Eldritch
Innervoid
Gli italici sfornano un ennesimo suggestivo prodotto prog-metal, il tredicesimo dal 1995, ormai quindi una certezza, e non da oggi. Non si può dire che il nuovo cantante sia migliore del ritirato Terence Holler, però la scelta è stata azzeccatissima dato che offre comunque qualità ed anche una ficcante propensione metal, sebbene con un timbro più comune. Di certo la tecnica non gli manca e non è solo questione di virtuosismo ma anche di cuore.
Va ricordato però che la timbrica di Holler è unica, subitissimamente riconoscibile, e dava un certo tipo di carattere al sound; con la sua uscita si perde qualcosa di veramente peculiare.Il capolavoro è il brano ‘BORN OF COLD ASH’ che appare maestoso e pieno di pathos in una sequenza di ritmiche davvero dinamiche, un cantato epico ed una sezione solista esuberante. La qualità spinta rimane ascoltando una sentita ‘ELEGY OF LUST’ che vive di riverberi sinfonici ma con una carica emotiva dal forte tratto rock e con una orecchiabilità che si sposa ad ariosità tonica. ‘From the Scars’ è il brano che più si fa particolare con la sua linea melodica accattivante ed un ritmo più ballabile, ma in grado di far emergere una musicalità globale piacevolmente elegante. Il disco termina con due song le quali sono i momenti più scuri dell’intera opera.

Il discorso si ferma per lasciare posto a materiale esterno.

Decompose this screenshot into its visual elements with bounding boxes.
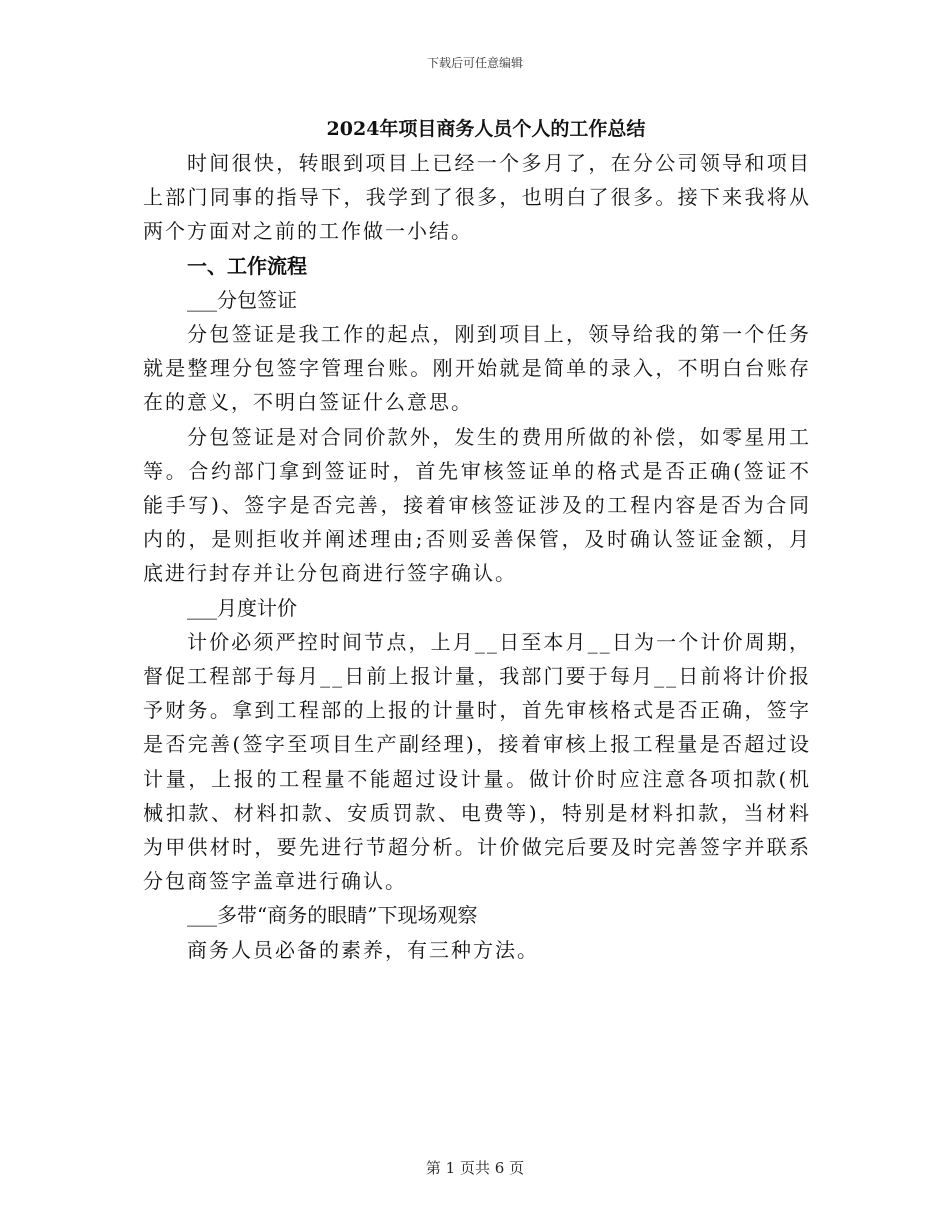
subsection-2-paragraph-1: 计价必须严控时间节点，上月__日至本月__日为一个计价周期，督促工程部于每月__日前上报计量，我部门要于每月__日前将计价报予财务。拿到工程部的上报的计量时，首先审核格式是否正确，签字是否完善(签字至项目生产副经理)，接着审核上报工程量是否超过设计量，上报的工程量不能超过设计量。做计价时应注意各项扣款(机械扣款、材料扣款、安质罚款、电费等)，特别是材料扣款，当材料为甲供材时，要先进行节超分析。计价做完后要及时完善签字并联系分包商签字盖章进行确认。 bbox=[143, 629, 811, 894]
document-title: 2024年项目商务人员个人的工作总结 bbox=[326, 118, 646, 140]
page-header: 下载后可任意编辑 bbox=[426, 56, 523, 70]
document-body bbox=[143, 112, 813, 967]
subsection-1-paragraph-2: 分包签证是对合同价款外，发生的费用所做的补偿，如零星用工等。合约部门拿到签证时，首先审核签证单的格式是否正确(签证不能手写)、签字是否完善，接着审核签证涉及的工程内容是否为合同内的，是则拒收并阐述理由;否则妥善保管，及时确认签证金额，月底进行封存并让分包商进行签字确认。 bbox=[143, 424, 811, 586]
subsection-heading-2: ___月度计价 bbox=[187, 595, 297, 620]
subsection-heading-3: ___多带“商务的眼睛”下现场观察 bbox=[187, 903, 478, 928]
section-heading: 一、工作流程 bbox=[187, 253, 307, 278]
subsection-3-paragraph-1: 商务人员必备的素养，有三种方法。 bbox=[187, 937, 539, 962]
page-footer: 第 1 页共 6 页 bbox=[425, 1159, 525, 1177]
subsection-heading-1: ___分包签证 bbox=[187, 287, 297, 312]
intro-paragraph: 时间很快，转眼到项目上已经一个多月了，在分公司领导和项目上部门同事的指导下，我学到了很多，也明白了很多。接下来我将从两个方面对之前的工作做一小结。 bbox=[143, 151, 811, 244]
subsection-1-paragraph-1: 分包签证是我工作的起点，刚到项目上，领导给我的第一个任务就是整理分包签字管理台账。刚开始就是简单的录入，不明白台账存在的意义，不明白签证什么意思。 bbox=[143, 321, 811, 415]
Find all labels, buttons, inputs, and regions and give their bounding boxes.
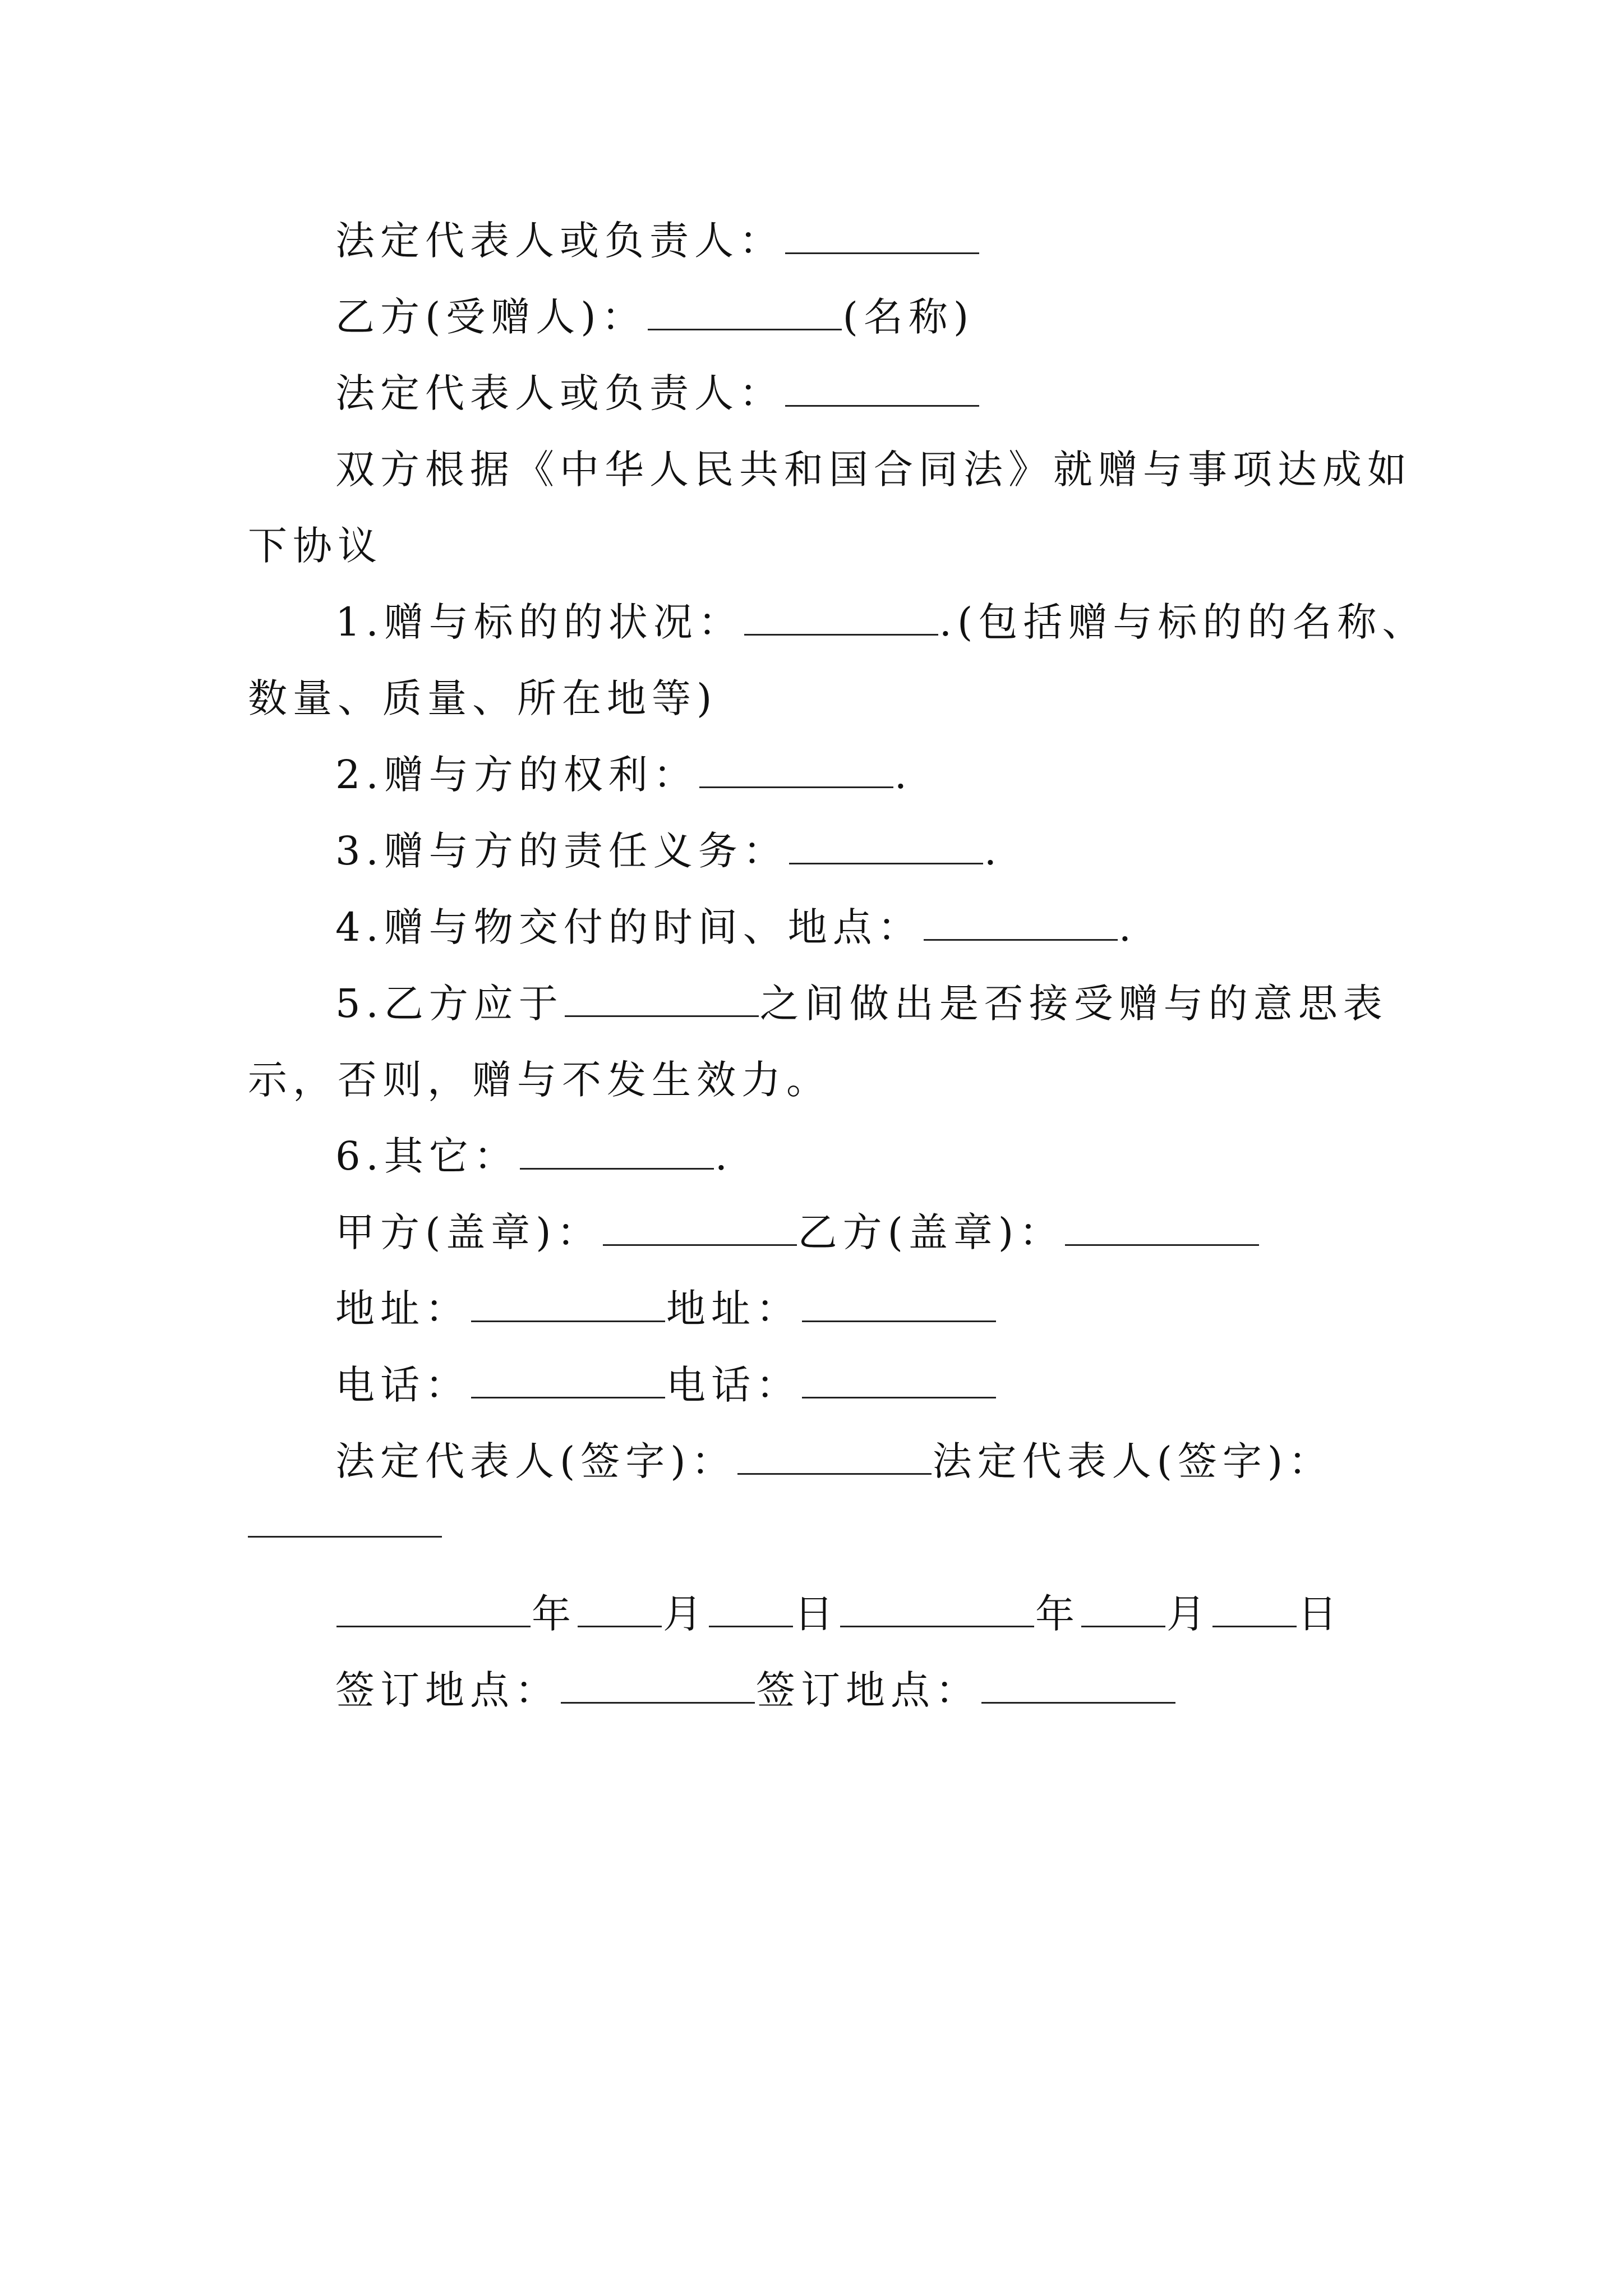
seal-line [335, 1207, 1260, 1258]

Densa ed emozionale ‘BLACK BEDLAM’, che riesce ad avere le stesse pulsioni eleganti e malinconiche dei migliori Kamelot, con anche appunto una punta di oscurità gotica che permea efficacemente l’atmosfera globale dell’episodio; e in questa traccia la voce regala una delle sue performance migliori. Potente il dark-power-metal di ‘FORGOTTEN DISCIPLES’, un pezzo da novanta che funziona come finale infiammato in grado di afferrare l’ascoltatore per la collottola; è così entusiasmante che sembra concludersi troppo presto. Filler non ce ne sono e tutto è gestito con la massima cura senza perdersi in rivoli inutili, anzi valorizzando in maniera indispensabile i vari passaggi. La stilistica del gruppo tocca il power, inserti thrasheggianti ed una enfasi quasi sinfonica pur tenendosi lontano dal Symphonic-Metal vero e proprio.
Molti assoli in effetti sono classicheggianti ma inseriti in un contesto che rimane nettamente elettrico, così come spesso hanno fatto nella storia i Symphony X. In ogni caso l’italianità melodica è preservata diventando punto di forza e i vari pezzi esprimono compositivamente una onesta purezza artistica. Inoltre si fanno sentire anche inflessioni gotiche per quanto limitate quantitativamente. L’arrivo nuovamente nel 2021 in ‘Eos’ del tastierista Smirnoff si era sentito eccome, e qui ancora si impegna col suo modo deciso e potente, sempre ben integrato nel tessuto sonoro ma anche emergendo con colpi di testa solisti. Per la vocalità si è trovato un cantante incisivo che sa donare ampiezza esecutiva e colore emotivo, nel brano meno irruento ‘Wings of Emptiness’ addirittura c’è una sfumatura calda alla Jorn Lande. La sei corde non deborda mai troppo ma impatta o blandisce sempre con assoluta padronanza della situazione. Ascoltare gli Eldritch significa ascoltare la storia ma anche l’attualità perché il loro sound è stato sempre moderno come altre band tipo DGM, mai proponendo musica nostalgica pur confermando se stessi. Probabilmente non il loro miglior full-lenght, ma per qualcuno potrebbe essere solo una questione di gusti visto che anche qui respiriamo bellezza, qualità e preziosità ideativa.